美文网首页Python
渣翻marshmallow文档

渣翻marshmallow文档

作者: 杨酥饼 | 来源:发表于2017-11-15 22:54 被阅读263次

    marshmallow

    marshmallow是一个用来将复杂的orm对象与python原生数据类型之间相互转换的库,简而言之,就是实现object -> dictobjects -> liststring -> dictstring -> list

    要用到marshmallow,首先需要一个用于序列化和反序列化的类:

    import datetime as dt
    
    class User(object):
        def __init__(self, name, email):
            self.name = name
            self.email = email
            self.created_at = dt.datetime.now()
    
        def __repr__(self):
            return '<User(name={self.name!r})>'.format(self=self)
    

    Schema

    要对一个类或者一个json数据实现相互转换(即序列化和反序列化,序列化的意思是将数据转化为可存储或可传输的数据类型),需要一个中间载体,这个载体就是Schema。除了转换以外,Schema还可以用来做数据校验。
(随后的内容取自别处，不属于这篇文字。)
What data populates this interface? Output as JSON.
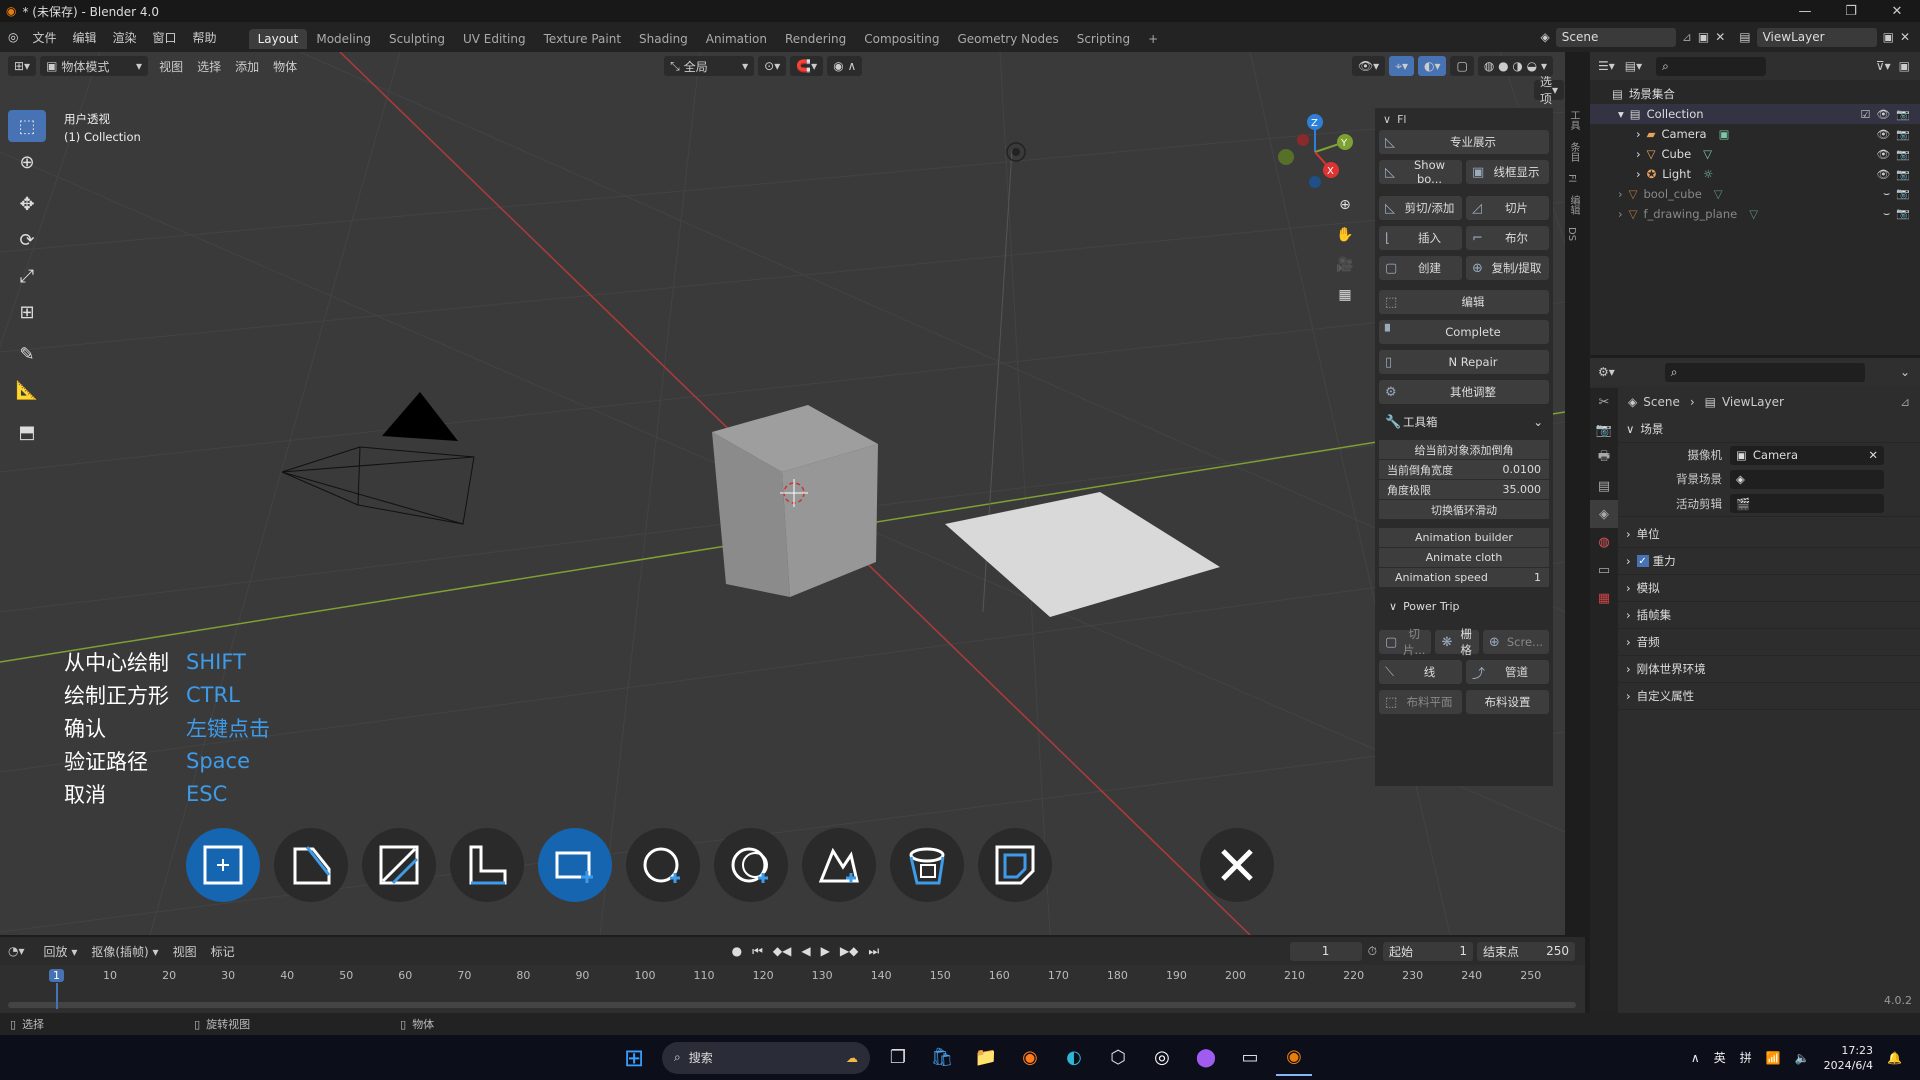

每个需要转换的类,都需要一个对应的Schema:

    from marshmallow import Schema, fields
    
    class UserSchema(Schema):
        name = fields.Str()
        email = fields.Email()
        created_at = fields.DateTime()
    

    Serializing(序列化)

    序列化使用schema中的dump()dumps()方法,其中,dump() 方法实现obj -> dictdumps()方法实现 obj -> string,由于Flask能直接序列化dict(使用jsonify),而且你肯定还会对dict进一步处理,没必要现在转化成string,所以通常Flask与Marshmallow配合序列化时,用 dump()方法即可:

    from marshmallow import pprint
    
    user = User(name="Monty", email="monty@python.org")
    schema = UserSchema()
    result = schema.dump(user)
    pprint(result.data)
    # {"name": "Monty",
    #  "email": "monty@python.org",
    #  "created_at": "2014-08-17T14:54:16.049594+00:00"}
    

    过滤输出

    当然你不需要每次都输出对象中所有字段,可以使用only参数来指定你需要输出的字段,这个在实际场景中很常见:

    summary_schema = UserSchema(only=('name', 'email'))
    summary_schema.dump(user).data
    # {"name": "Monty Python", "email": "monty@python.org"}
    

    你也可以使用exclude字段来排除你不想输出的字段。

    Deserializing(序列化)

    相对dump()的方法就是load()了,可以将字典等类型转换成应用层的数据结构,即orm对象:

    from pprint import pprint
    
    user_data = {
        'created_at': '2014-08-11T05:26:03.869245',
        'email': u'ken@yahoo.com',
        'name': u'Ken'
    }
    schema = UserSchema()
    result = schema.load(user_data)
    pprint(result.data)
    # {'name': 'Ken',
    #  'email': 'ken@yahoo.com',
    #  'created_at': datetime.datetime(2014, 8, 11, 5, 26, 3, 869245)},
    

    对反序列化而言,将传入的dict变成object更加有意义。在Marshmallow中,dict -> object的方法需要自己实现,然后在该方法前面加上一个decoration:post_load即可,即:

    from marshmallow import Schema, fields, post_load
    
    class UserSchema(Schema):
        name = fields.Str()
        email = fields.Email()
        created_at = fields.DateTime()
    
        @post_load
        def make_user(self, data):
            return User(**data)
    

    这样每次调用load()方法时,会按照make_user的逻辑,返回一个User类对象:

    user_data = {
        'name': 'Ronnie',
        'email': 'ronnie@stones.com'
    }
    schema = UserSchema()
    result = schema.load(user_data)
    result.data  # => <User(name='Ronnie')>
    

    tips: 相对于dumps(),也存在loads()方法,用于string -> object,有些简单场景可以用。

    Objects <-> List

    上面的序列化和反序列化,是针对一个object而言的,对于objects的处理,只需在schema中增加一个参数:many=True,即:

    user1 = User(name="Mick", email="mick@stones.com")
    user2 = User(name="Keith", email="keith@stones.com")
    users = [user1, user2]
    
    # option 1:
    schema = UserSchema(many=True)
    result = schema.dump(users)
    
    # Option 2:
    schema = UserSchema()
    result = schema.dump(users, many=True)
    result.data
    
    # [{'name': u'Mick',
    #   'email': u'mick@stones.com',
    #   'created_at': '2014-08-17T14:58:57.600623+00:00'}
    #  {'name': u'Keith',
    #   'email': u'keith@stones.com',
    #   'created_at': '2014-08-17T14:58:57.600623+00:00'}]
    

    Validation

    Schema.load()loads()方法会在返回值中加入验证错误的dictionary,例如emailURL都有内建的验证器。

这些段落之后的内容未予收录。